Welcome beyond the thunderdome. Schon beim Einlass fauchen martialische Kreaturen, die im kleinen Dortmunder Studio eine Manege bewachen, in der sich das Schicksal des armen Soldaten Woyzeck erfüllen soll. Statt Sägespäne scheinen dort eher Staub, Sand und Dreck zu liegen, die Mitte ist ein tatsächlich drehbares „Kinderkarussell“, die Metapher für Kreislauf und Räderwerk, in dem sich der gebeutelte Woyzeck redlich abmühen muss. Die junge Regisseurin Jessica Weisskirchen inszeniert einen furiosen, fast dystopischen und sehr eigenen Büchner-Abend, der spannungsgeladen das staunende Publikum permanent in Schach halten will, auch mit einem grandiosen Woyzeck von Raphael Westermeier.

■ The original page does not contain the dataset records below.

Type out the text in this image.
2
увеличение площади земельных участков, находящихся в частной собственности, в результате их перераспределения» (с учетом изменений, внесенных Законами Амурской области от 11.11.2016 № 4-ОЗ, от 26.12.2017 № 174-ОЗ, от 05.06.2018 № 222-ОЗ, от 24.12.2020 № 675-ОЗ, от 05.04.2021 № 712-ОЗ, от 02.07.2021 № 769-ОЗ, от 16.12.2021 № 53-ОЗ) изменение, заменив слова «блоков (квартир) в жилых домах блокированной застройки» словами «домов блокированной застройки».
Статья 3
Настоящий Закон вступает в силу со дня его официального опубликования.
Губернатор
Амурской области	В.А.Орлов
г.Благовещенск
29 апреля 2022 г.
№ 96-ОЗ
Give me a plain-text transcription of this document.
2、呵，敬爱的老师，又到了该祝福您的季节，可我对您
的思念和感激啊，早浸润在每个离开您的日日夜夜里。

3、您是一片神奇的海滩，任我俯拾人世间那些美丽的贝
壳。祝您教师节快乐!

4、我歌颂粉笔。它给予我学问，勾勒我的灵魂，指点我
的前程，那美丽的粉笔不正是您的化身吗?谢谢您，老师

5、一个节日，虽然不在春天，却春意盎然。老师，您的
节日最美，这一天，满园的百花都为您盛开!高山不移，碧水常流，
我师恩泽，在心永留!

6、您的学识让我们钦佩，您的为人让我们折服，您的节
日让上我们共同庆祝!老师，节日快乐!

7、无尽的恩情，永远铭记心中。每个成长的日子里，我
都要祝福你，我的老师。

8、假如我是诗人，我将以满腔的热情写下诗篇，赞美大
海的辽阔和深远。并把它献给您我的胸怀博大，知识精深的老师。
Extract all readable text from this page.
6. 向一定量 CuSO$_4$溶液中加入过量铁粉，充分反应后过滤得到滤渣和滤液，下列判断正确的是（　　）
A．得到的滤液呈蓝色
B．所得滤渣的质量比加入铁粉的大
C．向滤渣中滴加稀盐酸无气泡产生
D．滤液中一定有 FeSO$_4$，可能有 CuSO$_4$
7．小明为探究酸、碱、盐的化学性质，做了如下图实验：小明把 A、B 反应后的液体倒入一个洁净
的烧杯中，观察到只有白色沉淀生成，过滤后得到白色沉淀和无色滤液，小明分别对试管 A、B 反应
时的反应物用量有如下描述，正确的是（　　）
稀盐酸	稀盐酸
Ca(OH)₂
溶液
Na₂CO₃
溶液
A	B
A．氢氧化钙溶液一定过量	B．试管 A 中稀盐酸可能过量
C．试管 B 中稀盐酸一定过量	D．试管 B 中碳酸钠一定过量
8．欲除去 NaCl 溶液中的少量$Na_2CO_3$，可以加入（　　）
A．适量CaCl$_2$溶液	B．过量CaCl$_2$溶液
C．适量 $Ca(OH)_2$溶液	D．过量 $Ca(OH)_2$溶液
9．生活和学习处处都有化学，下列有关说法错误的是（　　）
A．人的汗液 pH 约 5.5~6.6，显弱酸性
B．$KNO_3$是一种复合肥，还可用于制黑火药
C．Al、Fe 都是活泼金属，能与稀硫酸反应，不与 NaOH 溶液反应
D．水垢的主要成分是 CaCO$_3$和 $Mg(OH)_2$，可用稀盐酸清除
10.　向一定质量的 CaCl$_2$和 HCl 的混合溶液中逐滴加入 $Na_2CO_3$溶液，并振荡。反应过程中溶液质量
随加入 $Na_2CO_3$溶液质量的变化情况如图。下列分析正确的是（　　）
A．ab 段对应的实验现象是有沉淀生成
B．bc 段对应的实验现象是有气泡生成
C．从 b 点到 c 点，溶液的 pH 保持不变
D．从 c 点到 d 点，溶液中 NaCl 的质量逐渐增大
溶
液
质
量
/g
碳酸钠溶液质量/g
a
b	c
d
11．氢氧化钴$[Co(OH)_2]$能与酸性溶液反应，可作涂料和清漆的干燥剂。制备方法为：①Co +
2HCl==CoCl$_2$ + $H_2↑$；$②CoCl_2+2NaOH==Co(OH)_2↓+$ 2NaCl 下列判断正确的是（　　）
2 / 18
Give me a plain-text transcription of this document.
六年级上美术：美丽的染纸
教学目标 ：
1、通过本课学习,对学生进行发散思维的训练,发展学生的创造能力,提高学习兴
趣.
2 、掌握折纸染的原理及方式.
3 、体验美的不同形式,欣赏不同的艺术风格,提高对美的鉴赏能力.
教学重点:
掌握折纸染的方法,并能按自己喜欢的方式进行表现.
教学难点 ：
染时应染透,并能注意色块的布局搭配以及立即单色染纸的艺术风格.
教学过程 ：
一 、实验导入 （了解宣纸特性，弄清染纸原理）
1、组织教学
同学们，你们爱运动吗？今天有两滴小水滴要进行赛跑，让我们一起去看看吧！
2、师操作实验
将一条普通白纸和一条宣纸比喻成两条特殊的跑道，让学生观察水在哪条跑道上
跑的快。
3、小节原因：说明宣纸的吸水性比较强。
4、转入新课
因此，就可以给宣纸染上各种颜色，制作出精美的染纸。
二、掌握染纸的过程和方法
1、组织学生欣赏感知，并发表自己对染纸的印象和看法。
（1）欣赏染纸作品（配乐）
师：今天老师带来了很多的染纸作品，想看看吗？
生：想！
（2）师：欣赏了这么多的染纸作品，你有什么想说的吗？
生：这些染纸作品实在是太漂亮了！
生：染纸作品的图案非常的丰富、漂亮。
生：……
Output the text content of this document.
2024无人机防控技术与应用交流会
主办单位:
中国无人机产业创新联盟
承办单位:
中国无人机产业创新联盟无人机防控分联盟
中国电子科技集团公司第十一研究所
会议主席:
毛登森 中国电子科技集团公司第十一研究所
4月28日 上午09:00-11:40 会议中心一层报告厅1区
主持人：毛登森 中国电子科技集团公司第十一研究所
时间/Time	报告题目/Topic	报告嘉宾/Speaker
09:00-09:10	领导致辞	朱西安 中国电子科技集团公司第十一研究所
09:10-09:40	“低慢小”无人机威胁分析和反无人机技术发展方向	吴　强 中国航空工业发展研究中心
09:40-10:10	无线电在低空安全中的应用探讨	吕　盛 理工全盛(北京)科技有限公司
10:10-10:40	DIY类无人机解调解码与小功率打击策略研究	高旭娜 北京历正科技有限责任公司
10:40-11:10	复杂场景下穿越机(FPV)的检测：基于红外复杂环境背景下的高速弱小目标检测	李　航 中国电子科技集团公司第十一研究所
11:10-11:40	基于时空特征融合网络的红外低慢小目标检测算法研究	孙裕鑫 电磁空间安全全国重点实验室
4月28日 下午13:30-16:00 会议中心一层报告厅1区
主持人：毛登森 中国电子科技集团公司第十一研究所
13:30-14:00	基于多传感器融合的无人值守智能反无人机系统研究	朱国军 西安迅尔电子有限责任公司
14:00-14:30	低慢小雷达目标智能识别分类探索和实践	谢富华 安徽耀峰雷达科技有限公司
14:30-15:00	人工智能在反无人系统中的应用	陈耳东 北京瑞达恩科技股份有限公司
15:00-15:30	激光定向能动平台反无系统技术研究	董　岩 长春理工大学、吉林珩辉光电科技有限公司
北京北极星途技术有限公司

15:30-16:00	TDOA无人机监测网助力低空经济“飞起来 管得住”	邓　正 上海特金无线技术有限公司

Das gelingt, indem sie das erhalten gebliebene Fragment des früh verstorbenen Büchners (31 Szenen) stark kürzte und zusammen mit ihrem Dramaturgen Christopher-Faras Köhler neu verfasste. Da bleiben dann „nur noch“ vier Protagonisten übrig, die sich Rollen teilen oder spiegeln. Woyzeck trägt seine Schizophrenie auf dem Rücken, wohl ein parasitärer Rucksack, der den unendlichen Weiten des Startrek-Universums entsprungen scheint. Das ist sein einziger Kumpel und Zimmergenosse Andres, hier eine Stimme aus seinem Kopf. Und die lassen das arme menschliche Wesen nicht mehr los, der sich bemüht, seiner Geliebten und ihrem unehelichen Kind ein Auskommen zu sichern.
In Dortmund scheint die Geschichte ins Tierische geschlittert zu sein, viehische Vernunft ist angesagt, doch die triebhafte Natur schlägt sich Trampelpfade durch das Leben in der Garnison. Die martialische Kreaturen sind Marie (wild, flippig und überzeugend Linda Eisner) und der dauerphilosophierende Hauptmann (klasse wie immer Ekkehard Freye, auch sehr versiert in harter Exerziergymnastik und wundersamen Dressurtraben). Ins wilde Kleeblatt passt da nur noch die diabolische Doktorin (weißer Tiger mit silbernen Krallen: Nika Mišković), die auf der Suche nach Ruhm, nicht nur die Gesundheit ihres Schützlings aufs Spiel setzt. Jessica Weisskirchen ist die Dompteurin hinter den wilden Tieren, die gekonnt durch die kreisende Szenerie choreografiert (Hannes-Michael Bronczkowski) werden. Zwischen Berg und tiefem Tal wandert die Seele des geknechteten Woyzeck hin und her, wird – eine der schönsten Szenen in der Inszenierung – in einen beleuchteten Popcornautomaten voller imaginärer grüner Erbsen gestopft oder muss erschöpft die Mechanik des Karussells am Laufen halten.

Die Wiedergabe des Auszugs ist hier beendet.